The sixth annual Delta Health Disparities Conference at Arkansas State University on Friday focused on the non-medical factors that contribute to health disparities in Arkansas.
Health disparities occur when one population group experiences a higher proportion of illness, disability or early death when compared with another population group.
Licensed master social worker Randall Murray said rural Arkansans can experience health disparities just based on where they live.

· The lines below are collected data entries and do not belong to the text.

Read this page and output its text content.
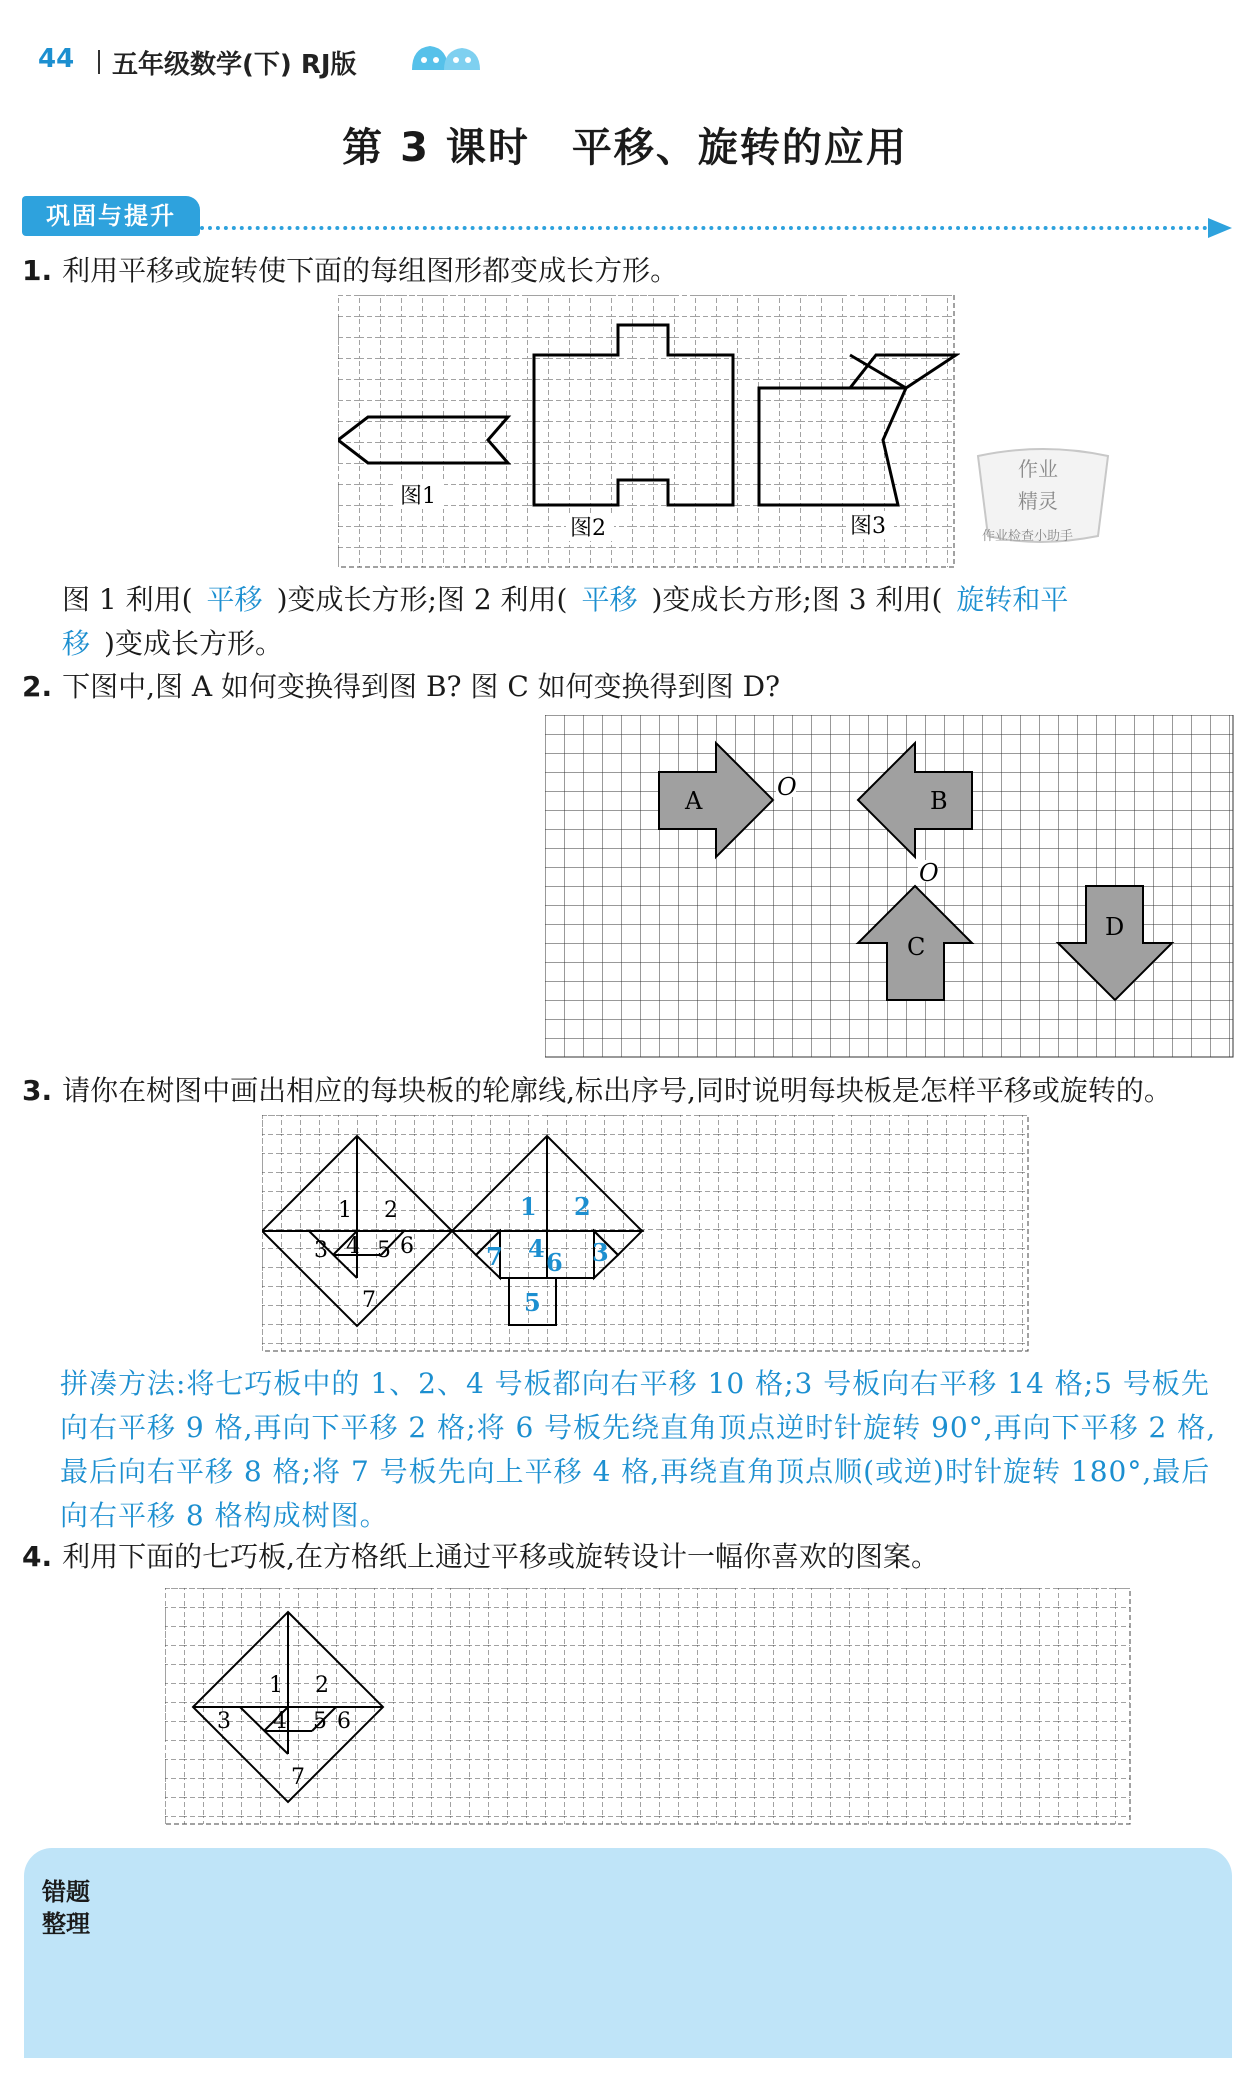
44 五年级数学(下) RJ版
第 3 课时　平移、旋转的应用
巩固与提升
1. 利用平移或旋转使下面的每组图形都变成长方形。
图1
图2	图3
作业
精灵
作业检查小助手
图 1 利用( 平移 )变成长方形;图 2 利用( 平移 )变成长方形;图 3 利用( 旋转和平
移 )变成长方形。
2. 下图中,图 A 如何变换得到图 B? 图 C 如何变换得到图 D?
A	B
C
D
O
O
3. 请你在树图中画出相应的每块板的轮廓线,标出序号,同时说明每块板是怎样平移或旋转的。
1 2
3 4 5 6
7
1 2
7 4 6 3
5
拼凑方法:将七巧板中的 1、2、4 号板都向右平移 10 格;3 号板向右平移 14 格;5 号板先向右平移 9 格,再向下平移 2 格;将 6 号板先绕直角顶点逆时针旋转 90°,再向下平移 2 格,最后向右平移 8 格;将 7 号板先向上平移 4 格,再绕直角顶点顺(或逆)时针旋转 180°,最后向右平移 8 格构成树图。
4. 利用下面的七巧板,在方格纸上通过平移或旋转设计一幅你喜欢的图案。
1 2
3 4 5 6
7
错题
整理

They may not have access to internet.
“A lot of mental health is done today on telemedicine,” he said.
Murray noted that transportation to medical appointments tends to be a problem in rural Arkansas, where transportation options can be expensive, inconvenient or non-existent.

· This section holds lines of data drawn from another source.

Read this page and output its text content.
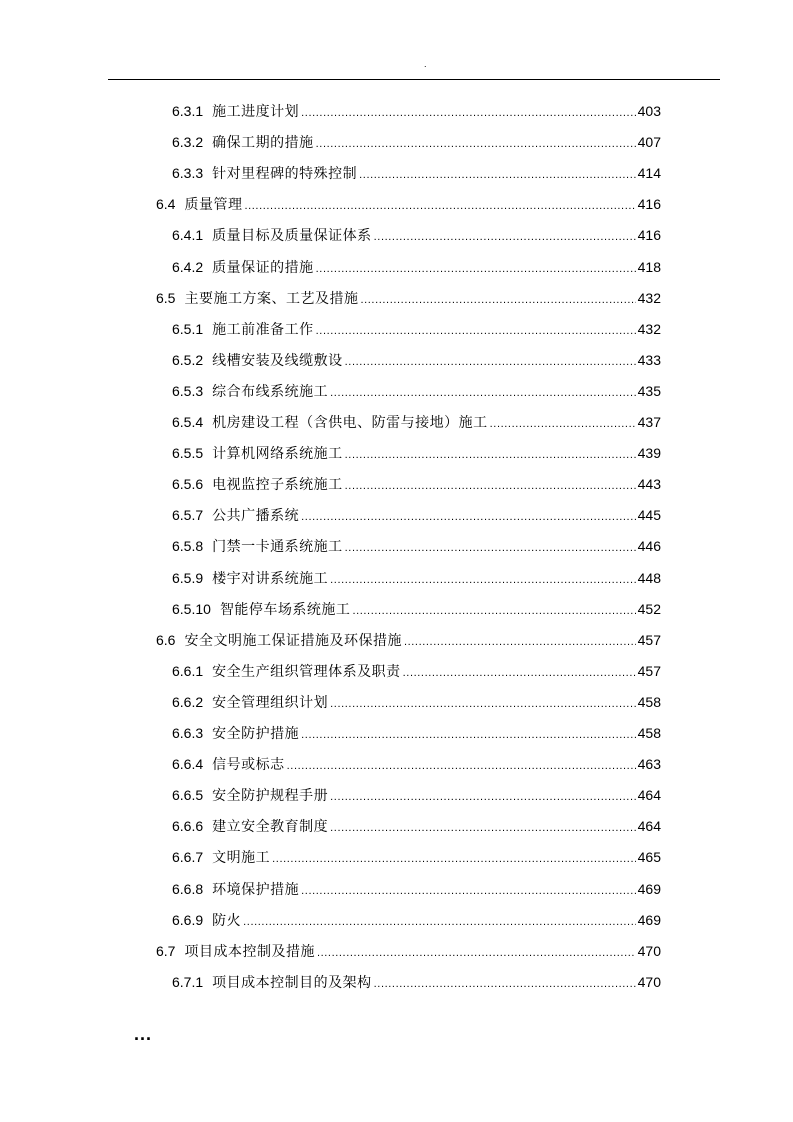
.
6.3.1 施工进度计划 .....	403
6.3.2 确保工期的措施 .....	407
6.3.3 针对里程碑的特殊控制 .....	414
6.4 质量管理 .....	416
6.4.1 质量目标及质量保证体系 .....	416
6.4.2 质量保证的措施 .....	418
6.5 主要施工方案、工艺及措施 .....	432
6.5.1 施工前准备工作 .....	432
6.5.2 线槽安装及线缆敷设 .....	433
6.5.3 综合布线系统施工 .....	435
6.5.4 机房建设工程（含供电、防雷与接地）施工 .....	437
6.5.5 计算机网络系统施工 .....	439
6.5.6 电视监控子系统施工 .....	443
6.5.7 公共广播系统 .....	445
6.5.8 门禁一卡通系统施工 .....	446
6.5.9 楼宇对讲系统施工 .....	448
6.5.10 智能停车场系统施工 .....	452
6.6 安全文明施工保证措施及环保措施 .....	457
6.6.1 安全生产组织管理体系及职责 .....	457
6.6.2 安全管理组织计划 .....	458
6.6.3 安全防护措施 .....	458
6.6.4 信号或标志 .....	463
6.6.5 安全防护规程手册 .....	464
6.6.6 建立安全教育制度 .....	464
6.6.7 文明施工 .....	465
6.6.8 环境保护措施 .....	469
6.6.9 防火 .....	469
6.7 项目成本控制及措施 .....	470
6.7.1 项目成本控制目的及架构 .....	470
...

Speakers at the conference said that connection to a church or synagogue has been repeatedly proven to help ease a patient’s risk for a health disparity.
“Church is a very important part of the African-American community, and so the church can play a major role in any health issues,” said local pastor Jerome Turner.
Keynote speaker Dr. Brook Laurent of the NYIT College of Osteopathic Medicine at Arkansas State University urged the future doctors and nurses in the audience not to shy away from conversations about spirituality. They don’t necessarily have to believe the same to know that spirituality can benefit a patient’s overall health and should be acknowledged, she said.
“Your conversation, in and of itself, can be therapeutic,” Laurent said.